L'inflation a été stable en juillet aux Etats-Unis, selon l'indice CPI publié mardi, alors que les marchés s'attendaient à une accélération en raison des nouveaux droits de douane.

L'indice des prix à la consommation a progressé au même rythme qu'en juin (+2,7% sur un an), contenu par la baisse du coût du pétrole (- 9,5% sur un an).

Sur un mois, l'indice s'affiche même en ralentissement, à +0,2% après +0,3% en juin, dans la lignée des attentes des analystes, selon le consensus publié par MarketWatch.

Hors prix volatils de l'énergie et de l'alimentation, l'indice marque en revanche une nette accélération à +3,1% sur un an, ce qui reste toutefois là encore conforme aux attentes.

La publication intervient dans un contexte sensible.
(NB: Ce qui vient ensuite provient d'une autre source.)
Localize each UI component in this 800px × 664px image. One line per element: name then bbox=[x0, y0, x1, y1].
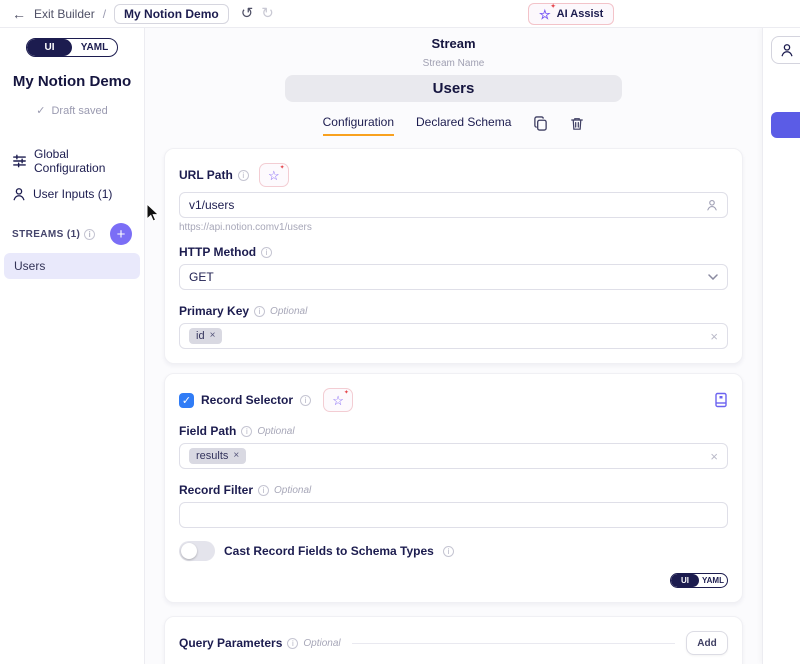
delete-stream-icon[interactable] bbox=[570, 116, 584, 131]
sparkle-star-icon: ☆✦ bbox=[268, 169, 280, 182]
ai-sparkle-star-icon: ☆✦ bbox=[539, 8, 551, 21]
draft-status: ✓ Draft saved bbox=[0, 104, 144, 117]
query-parameters-info-icon[interactable]: i bbox=[287, 638, 298, 649]
sidebar: UI YAML My Notion Demo ✓ Draft saved Glo… bbox=[0, 28, 145, 664]
record-selector-info-icon[interactable]: i bbox=[300, 395, 311, 406]
url-path-value: v1/users bbox=[189, 198, 700, 212]
user-icon bbox=[12, 187, 26, 201]
tab-declared-schema[interactable]: Declared Schema bbox=[416, 115, 511, 134]
draft-status-label: Draft saved bbox=[51, 105, 107, 117]
tab-configuration[interactable]: Configuration bbox=[323, 115, 394, 136]
http-method-label: HTTP Method bbox=[179, 245, 256, 259]
copy-stream-icon[interactable] bbox=[533, 116, 548, 131]
http-method-select[interactable]: GET bbox=[179, 264, 728, 290]
sidebar-item-global-configuration[interactable]: Global Configuration bbox=[0, 141, 144, 181]
check-icon: ✓ bbox=[36, 104, 45, 117]
redo-icon[interactable]: ↻ bbox=[261, 6, 274, 21]
record-selector-checkbox[interactable]: ✓ bbox=[179, 393, 194, 408]
back-arrow-icon[interactable]: ← bbox=[12, 7, 26, 21]
ui-yaml-toggle: UI YAML bbox=[26, 38, 118, 57]
ai-assist-label: AI Assist bbox=[557, 8, 604, 20]
request-parameters-card: Query Parameters i Optional Add Request … bbox=[164, 616, 743, 664]
remove-tag-icon[interactable]: × bbox=[233, 451, 239, 461]
breadcrumb-separator: / bbox=[103, 7, 106, 21]
sidebar-stream-users[interactable]: Users bbox=[4, 253, 140, 279]
exit-builder-link[interactable]: Exit Builder bbox=[34, 7, 95, 21]
yaml-toggle-option[interactable]: YAML bbox=[72, 39, 117, 56]
stream-tabs: Configuration Declared Schema bbox=[145, 115, 762, 138]
stream-name-label: Stream Name bbox=[145, 58, 762, 69]
remove-tag-icon[interactable]: × bbox=[210, 331, 216, 341]
query-parameters-optional-label: Optional bbox=[303, 638, 340, 649]
ai-assist-button[interactable]: ☆✦ AI Assist bbox=[528, 3, 614, 25]
cast-fields-label: Cast Record Fields to Schema Types bbox=[224, 544, 434, 558]
streams-section-header: STREAMS (1) i + bbox=[0, 207, 144, 253]
primary-key-label: Primary Key bbox=[179, 304, 249, 318]
query-parameters-label: Query Parameters bbox=[179, 636, 282, 650]
connector-name-input[interactable]: My Notion Demo bbox=[114, 4, 229, 24]
http-method-value: GET bbox=[189, 270, 702, 284]
streams-header-label: STREAMS (1) bbox=[12, 229, 80, 240]
clear-tags-icon[interactable]: × bbox=[710, 330, 718, 343]
undo-icon[interactable]: ↺ bbox=[241, 6, 254, 21]
docs-book-icon[interactable] bbox=[714, 392, 728, 408]
record-selector-label: Record Selector bbox=[201, 393, 293, 407]
field-path-optional-label: Optional bbox=[257, 426, 294, 437]
stream-name-input[interactable]: Users bbox=[285, 75, 622, 102]
sidebar-item-user-inputs[interactable]: User Inputs (1) bbox=[0, 181, 144, 207]
primary-key-tag: id × bbox=[189, 328, 222, 344]
streams-info-icon[interactable]: i bbox=[84, 229, 95, 240]
primary-key-info-icon[interactable]: i bbox=[254, 306, 265, 317]
top-bar: ← Exit Builder / My Notion Demo ↺ ↻ ☆✦ A… bbox=[0, 0, 800, 28]
ui-toggle-option[interactable]: UI bbox=[671, 574, 699, 587]
global-configuration-label: Global Configuration bbox=[34, 147, 132, 175]
field-path-info-icon[interactable]: i bbox=[241, 426, 252, 437]
primary-key-tag-input[interactable]: id × × bbox=[179, 323, 728, 349]
http-method-info-icon[interactable]: i bbox=[261, 247, 272, 258]
test-stream-button[interactable] bbox=[771, 112, 800, 138]
ui-toggle-option[interactable]: UI bbox=[27, 39, 72, 56]
cast-fields-info-icon[interactable]: i bbox=[443, 546, 454, 557]
record-selector-ui-yaml-toggle: UI YAML bbox=[670, 573, 728, 588]
user-inputs-label: User Inputs (1) bbox=[33, 187, 112, 201]
sparkle-star-icon: ☆✦ bbox=[332, 394, 344, 407]
yaml-toggle-option[interactable]: YAML bbox=[699, 574, 727, 587]
user-icon bbox=[780, 43, 794, 57]
record-filter-label: Record Filter bbox=[179, 483, 253, 497]
field-path-tag: results × bbox=[189, 448, 246, 464]
field-path-tag-input[interactable]: results × × bbox=[179, 443, 728, 469]
testing-panel bbox=[762, 28, 800, 664]
tag-label: id bbox=[196, 330, 205, 342]
connector-title: My Notion Demo bbox=[0, 73, 144, 90]
stream-heading: Stream bbox=[145, 36, 762, 51]
record-filter-info-icon[interactable]: i bbox=[258, 485, 269, 496]
cast-fields-toggle[interactable] bbox=[179, 541, 215, 561]
add-stream-button[interactable]: + bbox=[110, 223, 132, 245]
add-query-parameter-button[interactable]: Add bbox=[686, 631, 728, 655]
primary-key-optional-label: Optional bbox=[270, 306, 307, 317]
url-path-ai-button[interactable]: ☆✦ bbox=[259, 163, 289, 187]
field-path-label: Field Path bbox=[179, 424, 236, 438]
chevron-down-icon bbox=[708, 274, 718, 280]
record-selector-ai-button[interactable]: ☆✦ bbox=[323, 388, 353, 412]
url-path-input[interactable]: v1/users bbox=[179, 192, 728, 218]
url-path-label: URL Path bbox=[179, 168, 233, 182]
record-filter-input[interactable] bbox=[179, 502, 728, 528]
record-selector-card: ✓ Record Selector i ☆✦ Field Path i Opti… bbox=[164, 373, 743, 603]
sliders-icon bbox=[12, 154, 27, 168]
testing-values-button[interactable] bbox=[771, 36, 800, 64]
clear-tags-icon[interactable]: × bbox=[710, 450, 718, 463]
builder-main: Stream Stream Name Users Configuration D… bbox=[145, 28, 762, 664]
url-path-info-icon[interactable]: i bbox=[238, 170, 249, 181]
request-options-card: URL Path i ☆✦ v1/users https://api.notio… bbox=[164, 148, 743, 364]
url-preview-text: https://api.notion.comv1/users bbox=[179, 222, 728, 233]
tag-label: results bbox=[196, 450, 228, 462]
user-variable-icon[interactable] bbox=[706, 199, 718, 211]
record-filter-optional-label: Optional bbox=[274, 485, 311, 496]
La majorité des économistes s'attendent à voir l'inflation accélérer aux Etats-Unis au fur et à mesure qu'entrent en vigueur les droits de douane mis en place par le président Donald Trump depuis son retour au pouvoir en janvier.

Les données officielles ont toutefois encore peu déraillé, faisant dire au chef de l'Etat qu'il n'y a pas d'inflation et donc aucune raison pour la banque centrale des Etats-Unis (Réserve fédérale, Fed) de ne pas baisser ses taux.

Le service de statistiques à l'origine de l'indice CPI, le Bureau des statistiques de l'emploi (BLS), est en outre secoué par les interventions directes du président.

Donald Trump a nommé lundi E.J. Antoni, un économiste d'un centre de réflexion très conservateur, à la tête du BLS, près de deux semaines après en avoir limogé sa cheffe, juste après la publication de chiffres de l'emploi montrant que celui-ci s'est nettement dégradé au printemps.

"Notre économie est florissante et E.J. veillera à ce que les chiffres publiés soient HONNÊTES et JUSTES", selon un message du président.

Chargé des questions économiques à la Heritage Foundation, connue pour ses positions très conservatrices, E.J. Antoni a publié sur le site de ce centre de réflexion plusieurs articles favorables à la politique du président républicain.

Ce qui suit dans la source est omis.